En zoo stond daar de rookende Moor den heelen zomer midden
tusschen de bloemen. Kwam het najaar aan, dan werd hij op den zolder
gebracht en eerst in April, na goed afgestoft, geveegd en opgeverfd te
zijn, kwam hij, den eersten zomerschen dag den besten, weer te
voorschijn.

Roepen op andere plaatsen de jongens elkaar toe, als ze den koekoek
voor het eerst in het jaar hebben gehoord: "Ik heb den koekoek
gehoord!" hier riepen alle jonge Schootwervers: "Ik heb Jan met de pijp
gezien!" Want Jan met de pijp was de bijnaam van den opgelapten
Moor. Ja, de vrouw van den smid zou niet eer aan de groote
voorjaarsschoonmaak beginnen, vóór zij wist, dat Jan met de pijp van
den zolder in den tuin gekomen was.
Achter het tuintje stond een ouderwetsch huis.
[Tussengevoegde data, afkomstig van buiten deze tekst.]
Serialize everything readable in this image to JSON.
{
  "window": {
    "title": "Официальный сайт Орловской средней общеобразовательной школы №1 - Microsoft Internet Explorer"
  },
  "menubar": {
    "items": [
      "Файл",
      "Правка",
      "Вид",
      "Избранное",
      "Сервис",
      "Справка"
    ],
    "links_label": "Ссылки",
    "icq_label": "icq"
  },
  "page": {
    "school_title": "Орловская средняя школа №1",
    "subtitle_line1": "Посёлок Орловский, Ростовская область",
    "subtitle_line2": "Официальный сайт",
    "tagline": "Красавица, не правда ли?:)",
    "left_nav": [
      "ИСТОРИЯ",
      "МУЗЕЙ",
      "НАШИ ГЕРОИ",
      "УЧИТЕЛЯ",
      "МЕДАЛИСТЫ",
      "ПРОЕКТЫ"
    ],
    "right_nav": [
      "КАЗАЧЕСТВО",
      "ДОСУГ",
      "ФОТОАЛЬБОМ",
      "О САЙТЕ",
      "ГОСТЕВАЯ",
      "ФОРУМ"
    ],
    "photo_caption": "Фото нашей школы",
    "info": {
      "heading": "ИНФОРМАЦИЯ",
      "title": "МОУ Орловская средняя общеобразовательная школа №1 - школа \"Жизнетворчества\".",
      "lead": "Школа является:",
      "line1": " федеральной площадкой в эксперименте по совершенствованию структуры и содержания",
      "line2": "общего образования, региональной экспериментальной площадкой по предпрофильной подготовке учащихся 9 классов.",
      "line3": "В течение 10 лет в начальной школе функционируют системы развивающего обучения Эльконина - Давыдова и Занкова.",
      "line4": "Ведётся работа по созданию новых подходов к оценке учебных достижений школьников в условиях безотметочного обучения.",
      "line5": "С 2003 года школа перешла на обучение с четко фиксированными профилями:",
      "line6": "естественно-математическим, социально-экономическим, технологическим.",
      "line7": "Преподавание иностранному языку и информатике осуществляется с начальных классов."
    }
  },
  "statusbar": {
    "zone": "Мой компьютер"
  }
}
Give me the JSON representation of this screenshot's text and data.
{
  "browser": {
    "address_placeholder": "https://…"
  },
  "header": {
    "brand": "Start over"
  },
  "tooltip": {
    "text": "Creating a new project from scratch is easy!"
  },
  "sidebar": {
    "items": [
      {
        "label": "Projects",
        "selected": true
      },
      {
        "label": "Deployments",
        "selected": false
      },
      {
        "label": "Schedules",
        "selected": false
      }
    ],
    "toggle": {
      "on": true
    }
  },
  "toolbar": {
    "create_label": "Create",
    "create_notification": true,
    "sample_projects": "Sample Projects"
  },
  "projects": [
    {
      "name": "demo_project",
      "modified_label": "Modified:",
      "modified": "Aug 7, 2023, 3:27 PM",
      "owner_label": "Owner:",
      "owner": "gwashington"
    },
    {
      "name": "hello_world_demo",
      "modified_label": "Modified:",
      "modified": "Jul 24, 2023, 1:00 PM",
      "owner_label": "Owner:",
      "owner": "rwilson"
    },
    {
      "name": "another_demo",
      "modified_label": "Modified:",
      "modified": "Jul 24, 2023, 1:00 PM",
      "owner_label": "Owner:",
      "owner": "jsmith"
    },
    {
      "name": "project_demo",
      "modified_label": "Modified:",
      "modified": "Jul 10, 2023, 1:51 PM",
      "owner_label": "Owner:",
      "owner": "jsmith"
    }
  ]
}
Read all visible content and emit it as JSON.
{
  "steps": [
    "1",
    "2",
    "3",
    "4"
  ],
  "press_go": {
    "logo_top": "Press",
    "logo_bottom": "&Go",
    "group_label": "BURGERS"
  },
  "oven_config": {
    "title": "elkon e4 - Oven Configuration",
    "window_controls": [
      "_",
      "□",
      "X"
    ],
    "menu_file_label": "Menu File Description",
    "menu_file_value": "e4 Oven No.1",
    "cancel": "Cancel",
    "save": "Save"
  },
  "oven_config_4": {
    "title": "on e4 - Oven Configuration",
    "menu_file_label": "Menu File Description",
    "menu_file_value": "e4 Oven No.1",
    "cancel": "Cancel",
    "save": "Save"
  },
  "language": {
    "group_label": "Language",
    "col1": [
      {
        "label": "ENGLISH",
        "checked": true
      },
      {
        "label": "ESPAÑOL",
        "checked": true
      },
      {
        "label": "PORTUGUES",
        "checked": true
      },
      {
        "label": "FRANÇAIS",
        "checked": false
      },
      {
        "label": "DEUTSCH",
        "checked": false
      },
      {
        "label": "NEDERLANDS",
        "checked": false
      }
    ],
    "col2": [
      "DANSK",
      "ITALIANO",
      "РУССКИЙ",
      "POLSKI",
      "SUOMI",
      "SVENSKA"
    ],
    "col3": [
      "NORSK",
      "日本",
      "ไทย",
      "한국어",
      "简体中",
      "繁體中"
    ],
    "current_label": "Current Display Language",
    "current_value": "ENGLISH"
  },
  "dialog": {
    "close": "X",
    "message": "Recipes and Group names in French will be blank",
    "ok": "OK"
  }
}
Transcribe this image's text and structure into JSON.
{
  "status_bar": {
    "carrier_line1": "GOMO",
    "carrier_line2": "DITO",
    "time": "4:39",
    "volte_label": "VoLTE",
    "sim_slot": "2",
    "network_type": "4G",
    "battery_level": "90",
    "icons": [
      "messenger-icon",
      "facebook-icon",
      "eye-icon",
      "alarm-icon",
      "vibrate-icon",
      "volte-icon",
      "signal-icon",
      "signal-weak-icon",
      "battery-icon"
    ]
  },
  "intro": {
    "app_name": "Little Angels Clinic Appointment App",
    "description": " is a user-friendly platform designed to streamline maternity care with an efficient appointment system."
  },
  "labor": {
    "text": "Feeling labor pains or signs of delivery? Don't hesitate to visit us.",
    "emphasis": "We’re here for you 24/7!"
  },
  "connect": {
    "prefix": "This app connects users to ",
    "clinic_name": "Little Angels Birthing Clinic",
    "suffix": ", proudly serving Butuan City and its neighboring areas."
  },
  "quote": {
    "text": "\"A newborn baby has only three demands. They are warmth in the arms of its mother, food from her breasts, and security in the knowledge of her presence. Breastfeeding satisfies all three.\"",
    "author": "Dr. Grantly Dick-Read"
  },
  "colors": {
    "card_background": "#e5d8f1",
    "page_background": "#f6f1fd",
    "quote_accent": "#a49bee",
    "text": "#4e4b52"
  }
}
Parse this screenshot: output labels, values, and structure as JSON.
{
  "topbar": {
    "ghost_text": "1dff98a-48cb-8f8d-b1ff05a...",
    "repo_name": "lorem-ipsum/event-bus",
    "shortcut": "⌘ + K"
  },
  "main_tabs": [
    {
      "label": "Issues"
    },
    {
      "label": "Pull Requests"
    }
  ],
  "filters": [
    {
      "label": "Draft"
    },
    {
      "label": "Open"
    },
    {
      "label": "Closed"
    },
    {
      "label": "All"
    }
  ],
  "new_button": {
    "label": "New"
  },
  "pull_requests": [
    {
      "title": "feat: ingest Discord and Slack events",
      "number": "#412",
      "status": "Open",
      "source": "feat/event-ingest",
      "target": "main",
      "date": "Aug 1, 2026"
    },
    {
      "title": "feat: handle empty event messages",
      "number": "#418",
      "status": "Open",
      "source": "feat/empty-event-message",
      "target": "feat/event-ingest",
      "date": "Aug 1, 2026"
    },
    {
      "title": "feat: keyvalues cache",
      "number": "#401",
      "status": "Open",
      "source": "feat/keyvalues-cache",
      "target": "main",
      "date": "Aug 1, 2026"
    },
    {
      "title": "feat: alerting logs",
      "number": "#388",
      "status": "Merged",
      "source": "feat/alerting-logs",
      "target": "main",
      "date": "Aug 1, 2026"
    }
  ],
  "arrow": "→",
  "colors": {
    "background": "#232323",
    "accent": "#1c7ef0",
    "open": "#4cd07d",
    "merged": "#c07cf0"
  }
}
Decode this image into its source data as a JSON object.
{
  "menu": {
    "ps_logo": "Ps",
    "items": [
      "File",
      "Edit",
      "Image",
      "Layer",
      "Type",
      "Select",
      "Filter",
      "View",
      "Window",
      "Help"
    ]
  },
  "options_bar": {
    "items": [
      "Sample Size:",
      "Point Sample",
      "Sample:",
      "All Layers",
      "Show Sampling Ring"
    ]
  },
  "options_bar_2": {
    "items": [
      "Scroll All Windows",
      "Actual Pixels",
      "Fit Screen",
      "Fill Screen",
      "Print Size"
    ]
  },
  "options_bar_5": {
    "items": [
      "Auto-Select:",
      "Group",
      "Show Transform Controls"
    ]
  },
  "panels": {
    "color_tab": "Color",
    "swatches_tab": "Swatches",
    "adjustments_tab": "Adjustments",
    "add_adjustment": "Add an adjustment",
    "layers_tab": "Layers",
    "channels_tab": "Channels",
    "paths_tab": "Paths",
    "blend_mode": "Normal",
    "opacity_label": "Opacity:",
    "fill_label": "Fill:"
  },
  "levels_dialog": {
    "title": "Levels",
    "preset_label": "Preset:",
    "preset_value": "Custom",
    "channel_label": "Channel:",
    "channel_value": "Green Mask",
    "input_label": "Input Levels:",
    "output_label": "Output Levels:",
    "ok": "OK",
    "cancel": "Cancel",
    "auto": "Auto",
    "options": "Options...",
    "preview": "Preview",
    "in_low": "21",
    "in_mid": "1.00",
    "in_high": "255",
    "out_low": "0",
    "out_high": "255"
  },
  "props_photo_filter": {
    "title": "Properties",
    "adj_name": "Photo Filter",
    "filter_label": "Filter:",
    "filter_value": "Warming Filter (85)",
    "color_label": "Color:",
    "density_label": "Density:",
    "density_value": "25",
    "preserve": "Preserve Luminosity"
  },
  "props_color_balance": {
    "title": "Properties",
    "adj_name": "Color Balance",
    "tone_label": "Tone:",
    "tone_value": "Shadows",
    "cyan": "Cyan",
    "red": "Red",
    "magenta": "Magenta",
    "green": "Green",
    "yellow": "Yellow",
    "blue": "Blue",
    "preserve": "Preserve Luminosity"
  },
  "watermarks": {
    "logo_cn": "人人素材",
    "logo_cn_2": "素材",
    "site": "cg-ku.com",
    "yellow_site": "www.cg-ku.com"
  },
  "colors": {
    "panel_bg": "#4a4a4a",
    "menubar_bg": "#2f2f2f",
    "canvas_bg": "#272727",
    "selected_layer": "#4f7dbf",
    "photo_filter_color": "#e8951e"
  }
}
De muren waren van
onder tot boven begroeid met klimop en het was er zoo rustig en stil,
dat verscheidene vogeltjes het waagden hun nestjes in de altijd groene
takken te maken.
Het huis zelf had een groote voorkamer, een zijvertrekje, een tuinkamer
en een keuken. Boven waren nog een paar kamers en drie
slaapvertrekken. Tusschen de voor- en de tuinkamer was een alkoof en
hierin sliep de eigenaar van het huis, de oude heer Van Laeken.
Wie de oude heer Van Laeken was, zal ik jelui eens even vertellen.
Met Nieuwejaar van het jaar 1800 was hij te Antwerpen geboren, waar
zijn vader magazijnmeester was. De menschen hadden fatsoenlijk hun
brood, maar toen Napoleon beval, dat er geen Engelsche schepen meer
in de havens mochten komen om voortbrengselen uit Oost en West
binnen te brengen, toen was er in het magazijn van den rijken koopman,
bij wien Van Laeken's vader in dienst was, geen magazijnmeester meer
noodig; want het pakhuis was ledig.
Nu stond bittere armoede voor de deur.
De oude Van Laeken kon goed rekenen, schrijven en lezen, maar van
een ambacht verstond hij niets. Zijn eenig zoontje moest terstond van
school af, hoewel het ventje nog maar elf jaar oud was, en zijn twee
zusjes, die reeds bij een Franschen meester waren, werden ook thuis
gehaald.
"Als je nu nog leeren wilt, dan moet je jezelf maar oefenen en als je
met het een of ander niet voort kunt, vraag er mij dan maar naar en, als

ik kan, dan zal ik je helpen!" zei vader.
Maar van dat leeren kwam niet veel; want wie wat verdienen kon met
werken of boodschappen doen, die moest er maar op uit.
Toen George, zoo heette de jongen, zag, dat hij met boodschappen
doen het niet heel ver in de wereld brengen zou, zag hij naar alle kanten
uit, of hij niet iets kon vinden waarmede hij een eerlijk stuk brood
verdienen kon.
Zoo liep hij eens tegen den avond langs de kade toen een zeeman op
hem afkwam en vroeg: "Wat zoek je, jongen?"
"Ik zoek werk! Ik wil een
Continue reading on your phone by scaning this QR Code

 / 44
Tip: The current page has been bookmarked automatically. If you wish to continue reading later, just open the Dertz Homepage, and click on the 'continue reading' link at the bottom of the page.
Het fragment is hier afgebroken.